New Jersey was helpful in providing NCTQ with the facts necessary for this analysis.
5A: Program Entry
Alternate route teachers need the advantage of a strong academic background. The intent of alternate route programs is to provide a route for those who already have strong subject-matter knowledge to enter the profession, allowing them to focus on gaining the professional skills needed for the classroom.[1] This intent is based on the fact that academic caliber has been shown to correlate with classroom success.[2] Programs that admit candidates with a weak grasp of both subject matter and professional knowledge can put the new teacher in an impossible position, where he or she is much more likely to experience failure and perpetuate high attrition rates.[3]

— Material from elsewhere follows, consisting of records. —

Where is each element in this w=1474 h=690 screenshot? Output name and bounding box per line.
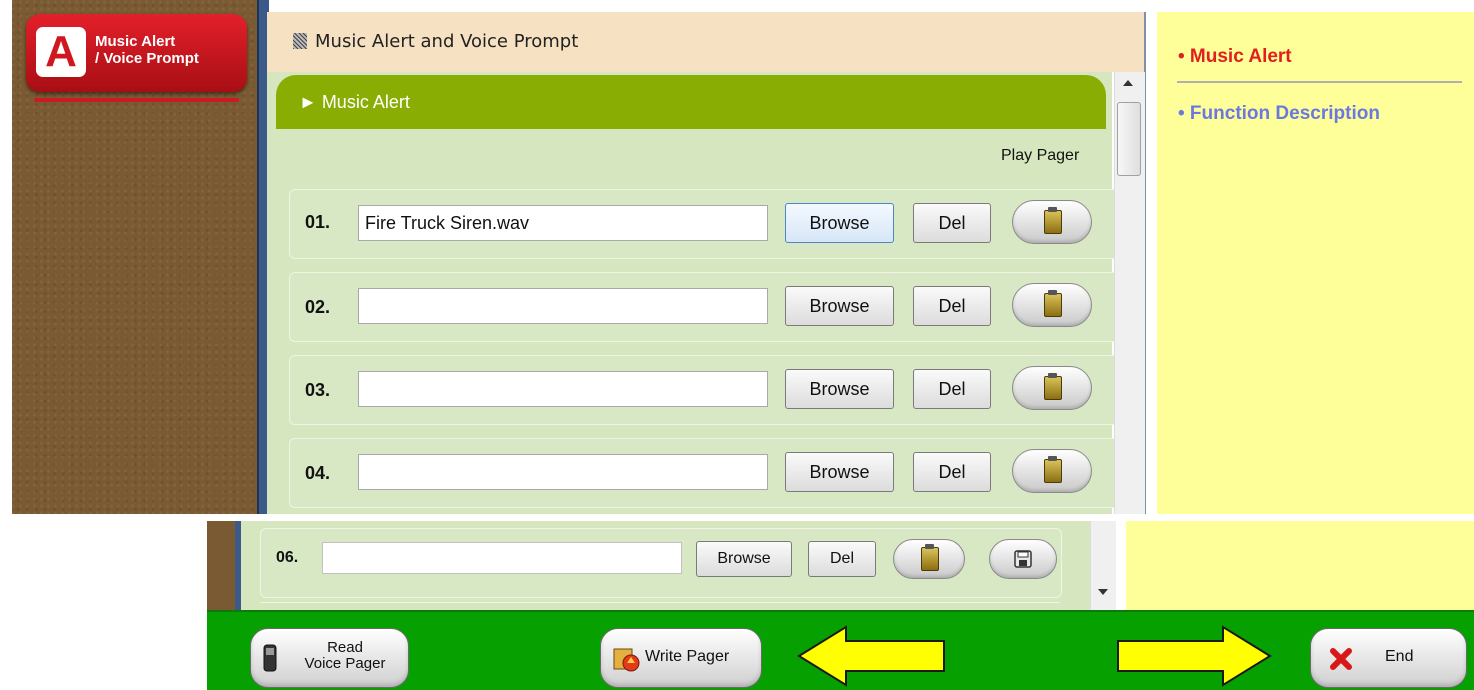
page-title-text: Music Alert and Voice Prompt [315,31,579,52]
scrollbar-thumb[interactable] [1117,102,1141,176]
page-title: Music Alert and Voice Prompt [293,31,578,52]
read-label-line2: Voice Pager [304,655,386,672]
play-pager-button[interactable] [1012,366,1092,410]
file-path-input[interactable] [322,542,682,574]
delete-button[interactable]: Del [913,369,991,409]
delete-button[interactable]: Del [808,541,876,577]
browse-button[interactable]: Browse [785,203,894,243]
arrow-right-annotation [1117,625,1272,687]
browse-button[interactable]: Browse [785,452,894,492]
section-header-music-alert[interactable]: ► Music Alert [276,75,1106,129]
help-item-function-description[interactable]: • Function Description [1178,103,1380,125]
pager-play-icon [1044,456,1062,483]
help-panel [1157,12,1474,514]
help-divider [1177,81,1462,83]
write-pager-button[interactable]: Write Pager [600,628,762,688]
file-path-input[interactable]: Fire Truck Siren.wav [358,205,768,241]
row-number: 06. [276,549,299,566]
scroll-up-icon[interactable] [1123,80,1133,86]
help-item-music-alert[interactable]: • Music Alert [1178,46,1292,68]
arrow-left-annotation [797,625,945,687]
save-icon [1014,550,1032,568]
save-button[interactable] [989,539,1057,579]
browse-button[interactable]: Browse [785,286,894,326]
browse-button[interactable]: Browse [696,541,792,577]
read-label-line1: Read [327,639,363,656]
file-path-input[interactable] [358,371,768,407]
phone-icon [263,644,277,672]
read-voice-pager-button[interactable]: Read Voice Pager [250,628,409,688]
panel-gap [1116,521,1126,610]
left-sidebar [207,521,235,610]
row-number: 01. [305,212,331,232]
write-pager-icon [613,648,640,672]
row-number: 03. [305,380,331,400]
file-path-input[interactable] [358,454,768,490]
app-button-underline [34,98,239,102]
row-number: 04. [305,463,331,483]
play-pager-button[interactable] [893,539,965,579]
play-pager-button[interactable] [1012,200,1092,244]
close-x-icon [1330,648,1352,670]
help-panel [1126,521,1474,610]
app-button-label[interactable]: Music Alert / Voice Prompt [95,33,245,67]
row-number: 02. [305,297,331,317]
delete-button[interactable]: Del [913,286,991,326]
app-button-line2: / Voice Prompt [95,50,199,67]
pager-play-icon [1044,290,1062,317]
play-pager-button[interactable] [1012,449,1092,493]
delete-button[interactable]: Del [913,452,991,492]
end-button[interactable]: End [1310,628,1467,688]
play-pager-column-label: Play Pager [1001,147,1080,164]
pager-play-icon [921,544,939,571]
pager-play-icon [1044,207,1062,234]
grip-icon [293,33,307,49]
section-header-label: ► Music Alert [299,92,410,112]
play-pager-button[interactable] [1012,283,1092,327]
app-a-icon: A [36,27,86,77]
browse-button[interactable]: Browse [785,369,894,409]
pager-play-icon [1044,373,1062,400]
scroll-down-icon[interactable] [1098,589,1108,595]
delete-button[interactable]: Del [913,203,991,243]
write-pager-label: Write Pager [645,648,730,665]
vertical-scrollbar[interactable] [1090,521,1117,610]
app-button-line1: Music Alert [95,33,176,50]
file-path-input[interactable] [358,288,768,324]
end-label: End [1385,648,1414,665]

Academic requirements for admission to alternate routes should set a high bar. Assessing a teacher candidate's college GPA and/or aptitude scores can provide useful and reliable measures of academic caliber, provided that the state does not set the floor too low.[4] States should limit teacher preparation to the top half of the college population.[5] In terms of assessments, relying on basic skills tests designed for those without a college degree is ineffective for alternate route candidates. Appropriate assessments could include the Graduate Record Examinations (GRE) or candidates' SAT/ACT scores.[6]

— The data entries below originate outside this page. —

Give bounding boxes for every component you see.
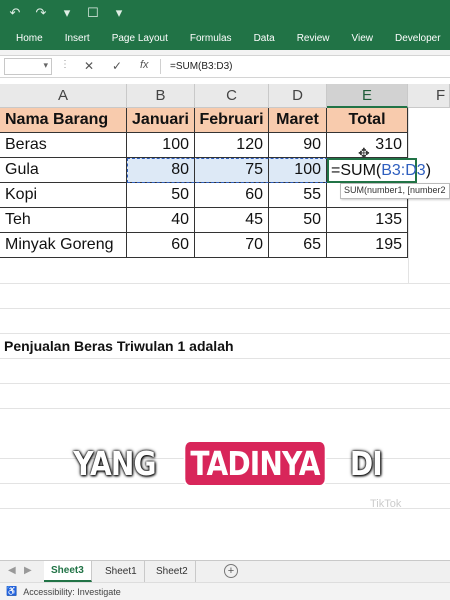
chevron-down-icon[interactable]: ▾ <box>43 60 48 71</box>
sheet-tab-sheet2[interactable]: Sheet2 <box>149 561 196 582</box>
table-cell[interactable]: 40 <box>127 208 195 233</box>
column-header-d[interactable]: D <box>269 84 327 108</box>
cancel-formula-button[interactable]: ✕ <box>84 59 94 73</box>
sheet-tab-bar: ◀ ▶ Sheet3 Sheet1 Sheet2 + <box>0 560 450 582</box>
video-caption: YANG TADINYA DI <box>0 440 450 487</box>
formula-input[interactable]: =SUM(B3:D3) <box>170 61 233 72</box>
column-header-f[interactable]: F <box>408 84 450 108</box>
table-cell[interactable]: 55 <box>269 183 327 208</box>
caption-highlight: TADINYA <box>183 440 327 487</box>
function-tooltip-text: SUM(number1, [number2 <box>344 185 446 195</box>
caption-word-highlighted: TADINYA <box>190 444 320 483</box>
sheet-tab-sheet3[interactable]: Sheet3 <box>44 561 92 582</box>
formula-bar: ▾ ⋮ ✕ ✓ fx =SUM(B3:D3) <box>0 56 450 78</box>
move-cursor-icon: ✥ <box>358 145 370 161</box>
table-cell[interactable]: Beras <box>0 133 127 158</box>
gridline <box>0 308 450 309</box>
tiktok-watermark: TikTok <box>370 498 402 510</box>
column-header-a[interactable]: A <box>0 84 127 108</box>
quick-access-toolbar: ↶ ↷ ▾ ☐ ▾ <box>0 0 450 26</box>
accessibility-icon[interactable]: ♿ <box>6 586 17 597</box>
gridline <box>0 333 450 334</box>
tab-data[interactable]: Data <box>254 33 275 44</box>
caption-word: DI <box>349 444 383 483</box>
gridline <box>0 408 450 409</box>
redo-dropdown-icon[interactable]: ▾ <box>58 4 76 22</box>
header-cell-maret[interactable]: Maret <box>269 108 327 133</box>
name-box[interactable]: ▾ <box>4 58 52 75</box>
table-cell[interactable]: 60 <box>195 183 269 208</box>
enter-formula-button[interactable]: ✓ <box>112 59 122 73</box>
formula-close-paren: ) <box>425 161 432 179</box>
table-cell[interactable]: 60 <box>127 233 195 258</box>
table-cell[interactable]: 90 <box>269 133 327 158</box>
status-bar: ♿ Accessibility: Investigate <box>0 582 450 600</box>
customize-icon[interactable]: ▾ <box>110 4 128 22</box>
excel-window: ↶ ↷ ▾ ☐ ▾ Home Insert Page Layout Formul… <box>0 0 450 600</box>
table-cell[interactable]: 195 <box>327 233 408 258</box>
sheet-tab-sheet1[interactable]: Sheet1 <box>98 561 145 582</box>
tab-formulas[interactable]: Formulas <box>190 33 232 44</box>
tab-page-layout[interactable]: Page Layout <box>112 33 168 44</box>
table-cell[interactable]: 50 <box>269 208 327 233</box>
formula-range-reference: B3:D3 <box>381 161 426 179</box>
caption-word: YANG <box>72 444 156 483</box>
next-sheet-arrow-icon[interactable]: ▶ <box>24 565 32 576</box>
column-header-e[interactable]: E <box>327 84 408 108</box>
insert-function-button[interactable]: fx <box>140 59 149 71</box>
column-header-c[interactable]: C <box>195 84 269 108</box>
function-tooltip[interactable]: SUM(number1, [number2 <box>340 183 450 199</box>
tab-developer[interactable]: Developer <box>395 33 441 44</box>
formula-function-text: =SUM( <box>331 161 382 179</box>
tab-view[interactable]: View <box>351 33 373 44</box>
column-header-b[interactable]: B <box>127 84 195 108</box>
table-cell[interactable]: Minyak Goreng <box>0 233 127 258</box>
prev-sheet-arrow-icon[interactable]: ◀ <box>8 565 16 576</box>
gridline <box>0 358 450 359</box>
header-cell-februari[interactable]: Februari <box>195 108 269 133</box>
table-cell[interactable]: 70 <box>195 233 269 258</box>
table-cell[interactable]: 65 <box>269 233 327 258</box>
accessibility-status[interactable]: Accessibility: Investigate <box>23 587 121 597</box>
undo-icon[interactable]: ↶ <box>6 4 24 22</box>
note-text[interactable]: Penjualan Beras Triwulan 1 adalah <box>4 338 234 354</box>
table-cell[interactable]: 50 <box>127 183 195 208</box>
redo-icon[interactable]: ↷ <box>32 4 50 22</box>
header-cell-januari[interactable]: Januari <box>127 108 195 133</box>
add-sheet-icon[interactable]: + <box>224 564 238 578</box>
checkbox-icon[interactable]: ☐ <box>84 4 102 22</box>
tab-insert[interactable]: Insert <box>65 33 90 44</box>
table-cell[interactable]: 120 <box>195 133 269 158</box>
tab-review[interactable]: Review <box>297 33 330 44</box>
formula-bar-divider <box>160 59 161 74</box>
selected-range-marquee <box>127 158 328 183</box>
table-cell[interactable]: 100 <box>127 133 195 158</box>
header-cell-nama-barang[interactable]: Nama Barang <box>0 108 127 133</box>
table-cell[interactable]: 135 <box>327 208 408 233</box>
tab-home[interactable]: Home <box>16 33 43 44</box>
gridline <box>0 283 450 284</box>
gridline <box>0 383 450 384</box>
table-cell[interactable]: Kopi <box>0 183 127 208</box>
table-cell[interactable]: Teh <box>0 208 127 233</box>
ribbon-tabs: Home Insert Page Layout Formulas Data Re… <box>0 26 450 50</box>
header-cell-total[interactable]: Total <box>327 108 408 133</box>
formula-bar-grip-icon: ⋮ <box>60 59 70 70</box>
cell-formula-editor[interactable]: =SUM(B3:D3) <box>327 158 431 183</box>
table-cell[interactable]: 45 <box>195 208 269 233</box>
table-cell[interactable]: Gula <box>0 158 127 183</box>
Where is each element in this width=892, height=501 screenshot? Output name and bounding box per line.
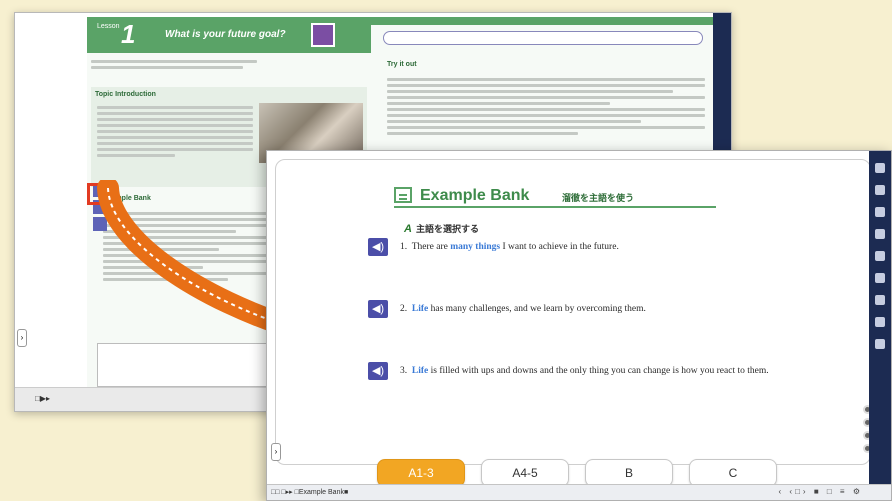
example-bank-icon [394, 187, 412, 203]
example-highlight: Life [411, 366, 429, 376]
topic-title: Topic Introduction [95, 91, 156, 98]
try-it-out-text [387, 75, 705, 138]
collapse-handle[interactable]: › [271, 443, 281, 461]
speaker-button-1[interactable]: ◀) [368, 238, 388, 256]
example-pre: There are [411, 242, 451, 252]
toolbar-button[interactable] [875, 251, 885, 261]
example-bank-subtitle: 溜徹を主語を使う [562, 193, 635, 203]
example-num: 1. [400, 242, 408, 252]
toolbar-button[interactable] [875, 339, 885, 349]
top-accent-bar [371, 17, 715, 25]
toolbar-button[interactable] [875, 185, 885, 195]
example-num: 2. [400, 304, 408, 314]
toolbar-button[interactable] [875, 207, 885, 217]
lesson-title: What is your future goal? [165, 29, 286, 40]
tab-c[interactable]: C [689, 459, 777, 487]
speaker-button-3[interactable]: ◀) [368, 362, 388, 380]
toolbar-button[interactable] [875, 295, 885, 305]
example-post: is filled with ups and downs and the onl… [428, 366, 769, 376]
try-it-out-title: Try it out [387, 61, 417, 68]
example-bank-header: Example Bank 溜徹を主語を使う [394, 186, 716, 208]
status-bar: □□ □▸▸ □Example Bank■ ‹ ‹□› ■ □ ≡ ⚙ [267, 484, 891, 500]
status-label: □▶▸ [35, 394, 50, 403]
section-label: 主語を選択する [415, 224, 479, 234]
toolbar-button[interactable] [875, 273, 885, 283]
example-bank-panel: Example Bank 溜徹を主語を使う A 主語を選択する ◀) 1. The… [275, 159, 871, 465]
lesson-label: Lesson [97, 23, 120, 30]
status-controls[interactable]: ‹ ‹□› ■ □ ≡ ⚙ [779, 487, 863, 496]
collapse-handle[interactable]: › [17, 329, 27, 347]
goal-banner [383, 31, 703, 45]
warmup-text [91, 57, 367, 72]
toolbar-rail [869, 151, 891, 500]
tab-b[interactable]: B [585, 459, 673, 487]
tab-a1-3[interactable]: A1-3 [377, 459, 465, 487]
section-heading: A 主語を選択する [404, 222, 479, 235]
section-letter: A [404, 223, 412, 235]
example-bank-title: Example Bank [420, 187, 530, 204]
example-sentence-1: 1. There are many things I want to achie… [400, 240, 840, 255]
example-bank-window: Example Bank 溜徹を主語を使う A 主語を選択する ◀) 1. The… [266, 150, 892, 501]
toolbar-button[interactable] [875, 317, 885, 327]
status-left: □□ □▸▸ □Example Bank■ [271, 489, 349, 496]
example-highlight: Life [411, 304, 429, 314]
tab-a4-5[interactable]: A4-5 [481, 459, 569, 487]
lesson-audio-icon[interactable] [311, 23, 335, 47]
speaker-button-2[interactable]: ◀) [368, 300, 388, 318]
example-num: 3. [400, 366, 408, 376]
example-highlight: many things [450, 242, 501, 252]
toolbar-button[interactable] [875, 163, 885, 173]
example-sentence-3: 3. Life is filled with ups and downs and… [400, 364, 860, 379]
example-post: I want to achieve in the future. [500, 242, 619, 252]
example-post: has many challenges, and we learn by ove… [428, 304, 646, 314]
toolbar-button[interactable] [875, 229, 885, 239]
example-sentence-2: 2. Life has many challenges, and we lear… [400, 302, 840, 317]
lesson-number: 1 [121, 19, 136, 49]
lesson-header: Lesson 1 What is your future goal? [87, 17, 371, 53]
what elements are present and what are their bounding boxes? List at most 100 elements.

In addition to evaluating incoming candidates' academic aptitude, programs should also determine whether applicants have the content knowledge they need prior to acceptance into the program.[7] This determination prior to admission is important given that most alternative certification programs do not require additional content coursework during the course of their program. This determination should be made by using the state's subject matter licensure test.

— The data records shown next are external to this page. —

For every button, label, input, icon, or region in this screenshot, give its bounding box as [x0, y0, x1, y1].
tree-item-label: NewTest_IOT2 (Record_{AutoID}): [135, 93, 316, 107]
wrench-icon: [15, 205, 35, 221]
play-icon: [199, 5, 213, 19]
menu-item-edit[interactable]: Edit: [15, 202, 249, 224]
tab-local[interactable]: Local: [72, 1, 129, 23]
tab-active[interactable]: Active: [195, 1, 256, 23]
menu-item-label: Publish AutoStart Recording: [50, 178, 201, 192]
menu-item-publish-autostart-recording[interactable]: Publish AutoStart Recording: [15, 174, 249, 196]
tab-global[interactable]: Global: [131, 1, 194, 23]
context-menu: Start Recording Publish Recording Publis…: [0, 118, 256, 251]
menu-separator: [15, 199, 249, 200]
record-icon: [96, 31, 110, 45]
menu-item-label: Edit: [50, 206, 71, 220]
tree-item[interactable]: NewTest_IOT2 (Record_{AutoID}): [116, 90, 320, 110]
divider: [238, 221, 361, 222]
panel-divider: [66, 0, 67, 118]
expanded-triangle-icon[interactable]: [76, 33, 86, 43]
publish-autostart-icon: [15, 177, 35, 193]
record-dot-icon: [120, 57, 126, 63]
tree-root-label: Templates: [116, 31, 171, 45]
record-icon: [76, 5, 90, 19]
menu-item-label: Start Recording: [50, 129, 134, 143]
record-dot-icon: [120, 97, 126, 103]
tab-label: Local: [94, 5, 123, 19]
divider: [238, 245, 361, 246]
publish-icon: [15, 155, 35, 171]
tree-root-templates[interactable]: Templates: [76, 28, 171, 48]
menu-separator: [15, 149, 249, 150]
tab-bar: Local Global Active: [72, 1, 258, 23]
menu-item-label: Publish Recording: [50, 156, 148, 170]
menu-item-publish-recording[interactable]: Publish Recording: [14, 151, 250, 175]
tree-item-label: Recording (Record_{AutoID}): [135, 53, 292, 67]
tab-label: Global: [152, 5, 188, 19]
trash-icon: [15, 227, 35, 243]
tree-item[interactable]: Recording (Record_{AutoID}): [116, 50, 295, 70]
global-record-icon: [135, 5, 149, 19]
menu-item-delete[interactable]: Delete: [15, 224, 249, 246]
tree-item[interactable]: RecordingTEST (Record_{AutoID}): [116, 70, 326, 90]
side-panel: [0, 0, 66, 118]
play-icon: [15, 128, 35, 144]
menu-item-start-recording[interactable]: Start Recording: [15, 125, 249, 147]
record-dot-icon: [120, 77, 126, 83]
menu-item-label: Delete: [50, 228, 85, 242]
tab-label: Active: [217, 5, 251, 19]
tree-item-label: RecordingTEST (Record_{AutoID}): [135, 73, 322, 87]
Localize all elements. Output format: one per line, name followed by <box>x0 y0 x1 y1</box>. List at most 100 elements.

In some cases, alternative route programs require candidates to have a major in the subject they will be licensed to teach. While ensuring content knowledge through an adequate test is essential, rigid coursework requirements can dissuade talented, qualified individuals from pursuing a career in teaching. By allowing candidates to prove their rich content knowledge by testing out of coursework requirements, professionals who have a wealth of relevant, subject-specific experience can pass their expertise on to students. With such provisions, states can maintain high standards for potential teachers, while utilizing experts of respective fields, such as differential mathematics and biology. For instance, an engineer who wishes to teach physics should face no coursework obstacles as long as he or she can prove sufficient knowledge of physics on an adequate test. A good test with a sufficiently high passing score is certainly as reliable as courses listed on a transcript, if not more so. A testing exemption would also allow alternate routes to recruit college graduates with strong liberal arts backgrounds to work as elementary teachers, even if their transcripts fail to meet state requirements.[8]